C’era una volta a... Hollywood recensione

Rick vive in una casa confortevole su Cielo Drive, dove gli sposini Sharon Tate e Roman Polanski vanno ad abitare prima della tragedia che sconvolge l’America l’8 Agosto 1969. Margot Robbie interpreta Tate, la moglie incinta di Polanski che è stata pugnalata a morte nel Benedict Canyon dai membri della famiglia Manson, insieme a tre amici: l’hairstylist Jay Sebring, l’aspirante sceneggiatore Wojciech Frykowski e l’ereditiera Abigail Folger. Fino a quel momento l’attrice aveva fatto un po’ di tv e una manciata di film; bella ed elegante, ma anche capace di umorismo e autoironia. Senza svelare troppo di una trama che in fondo non esiste per volontà del regista, C’era una volta… a Hollywood è una storia fuori moda di alcuni personaggi sul viale del tramonto con un forte citazionismo e una chiara celebrazione del cinema. 

C’era una volta a... Hollywood recensione

La coppia d’oro

Non è un segreto che Quentin Tarantino sia prima di tutto un inguaribile cinefilo, soprattutto se si parla di alcuni generi in particolare.
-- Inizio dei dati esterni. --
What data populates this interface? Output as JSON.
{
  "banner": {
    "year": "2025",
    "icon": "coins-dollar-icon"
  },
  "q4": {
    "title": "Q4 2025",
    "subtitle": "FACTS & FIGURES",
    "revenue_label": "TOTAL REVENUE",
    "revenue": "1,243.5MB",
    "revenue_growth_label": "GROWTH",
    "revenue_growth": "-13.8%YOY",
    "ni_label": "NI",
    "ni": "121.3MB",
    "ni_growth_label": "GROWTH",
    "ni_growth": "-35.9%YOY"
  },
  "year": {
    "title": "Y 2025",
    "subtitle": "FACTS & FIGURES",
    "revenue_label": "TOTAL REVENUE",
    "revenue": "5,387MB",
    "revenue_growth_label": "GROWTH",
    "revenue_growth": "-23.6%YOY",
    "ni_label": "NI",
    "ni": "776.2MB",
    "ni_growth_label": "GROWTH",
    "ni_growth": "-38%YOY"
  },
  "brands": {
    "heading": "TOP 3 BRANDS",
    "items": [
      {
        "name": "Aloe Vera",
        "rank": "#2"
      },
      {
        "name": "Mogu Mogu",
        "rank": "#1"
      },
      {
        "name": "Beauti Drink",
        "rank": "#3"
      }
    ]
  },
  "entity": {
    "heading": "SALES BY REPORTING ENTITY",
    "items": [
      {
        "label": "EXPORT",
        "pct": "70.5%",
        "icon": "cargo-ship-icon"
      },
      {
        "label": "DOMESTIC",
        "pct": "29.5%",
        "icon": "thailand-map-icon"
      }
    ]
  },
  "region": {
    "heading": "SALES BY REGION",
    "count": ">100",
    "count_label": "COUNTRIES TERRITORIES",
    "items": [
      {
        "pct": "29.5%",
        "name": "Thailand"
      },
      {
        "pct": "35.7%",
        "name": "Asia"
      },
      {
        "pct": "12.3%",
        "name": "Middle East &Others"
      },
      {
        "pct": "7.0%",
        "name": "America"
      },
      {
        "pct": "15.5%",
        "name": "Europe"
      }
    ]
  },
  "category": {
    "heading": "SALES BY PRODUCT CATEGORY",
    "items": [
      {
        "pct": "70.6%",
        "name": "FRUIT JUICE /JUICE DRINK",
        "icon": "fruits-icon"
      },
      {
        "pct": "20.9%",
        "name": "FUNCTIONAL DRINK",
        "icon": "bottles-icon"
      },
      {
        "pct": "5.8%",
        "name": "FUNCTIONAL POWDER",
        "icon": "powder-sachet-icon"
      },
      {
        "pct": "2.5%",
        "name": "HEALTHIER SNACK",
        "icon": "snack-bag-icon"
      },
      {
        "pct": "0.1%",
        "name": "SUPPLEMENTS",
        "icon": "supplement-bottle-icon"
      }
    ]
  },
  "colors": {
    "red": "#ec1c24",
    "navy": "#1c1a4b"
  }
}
Così in questo suo “ultimo film” sceglie di fare un omaggio alla settima arte che ha plasmato la sua filmografia nel corso degli anni. Si tratta infatti di un film più intimo e personale rispetto a quelli che abbiamo visto fino a oggi. Ha voltato pagina dopo The Hateful Eight realizzando un progetto aperto a diverse possibilità, ambientato in una California anni 60, immersa nei colori primaverili e con dettagli che ricordano serie come Bonanza, The Green Hornet, Mannix. DiCaprio e Pitt funzionano molto bene insieme: il primo maliziosamente fanciullesco anche se stressato per le poche prospettive per il futuro; il secondo superbo, disinvolto, come un animale che conosce bene il suo territorio.

Nel cast anche Kurt Russell, Timothy Olyphant, Dakota Fanning, Luke Perry, Margaret Qualley, Emile Hirsch, Damian Lewis, Mike Moh e Scoot McNairy. Peccato per la mancanza di Burt Reynolds che avrebbe dovuto interpretare George Spahn, ruolo poi riassegnato a Bruce Dern dopo la scomparsa prematura di Reynolds, stroncato da un infarto poche settimane prima delle riprese.

C’era una volta a... Hollywood recensione

C’era una volta a… Hollywood è quindi un film malinconico ma anche divertente che riflette sulla mitologia dell’attore e vive di situazioni che rendono il ritmo alternato ma dinamico e coinvolgente. Tarantino si concentra sui rapporti umani e analizza personaggi con fragilità e incertezze che contribuiscono a portare sullo schermo una esperienza a tratti surreale in cui finzione e realtà si mescolano come se il regista si divertisse a proporre illusioni. Ci sono anche momenti puramente terrificanti con un tono che cambia verso il finale con una forma di violenza brutale, ma mancano scene tradizionalmente tarantiniane destinate a diventare cult.

Molti appassionati del regista apprezzeranno questo nuovo film, ma altri forse potranno ribattezzarlo: “C’era una volta Tarantino” per una nostalgia del suo stile collaudato.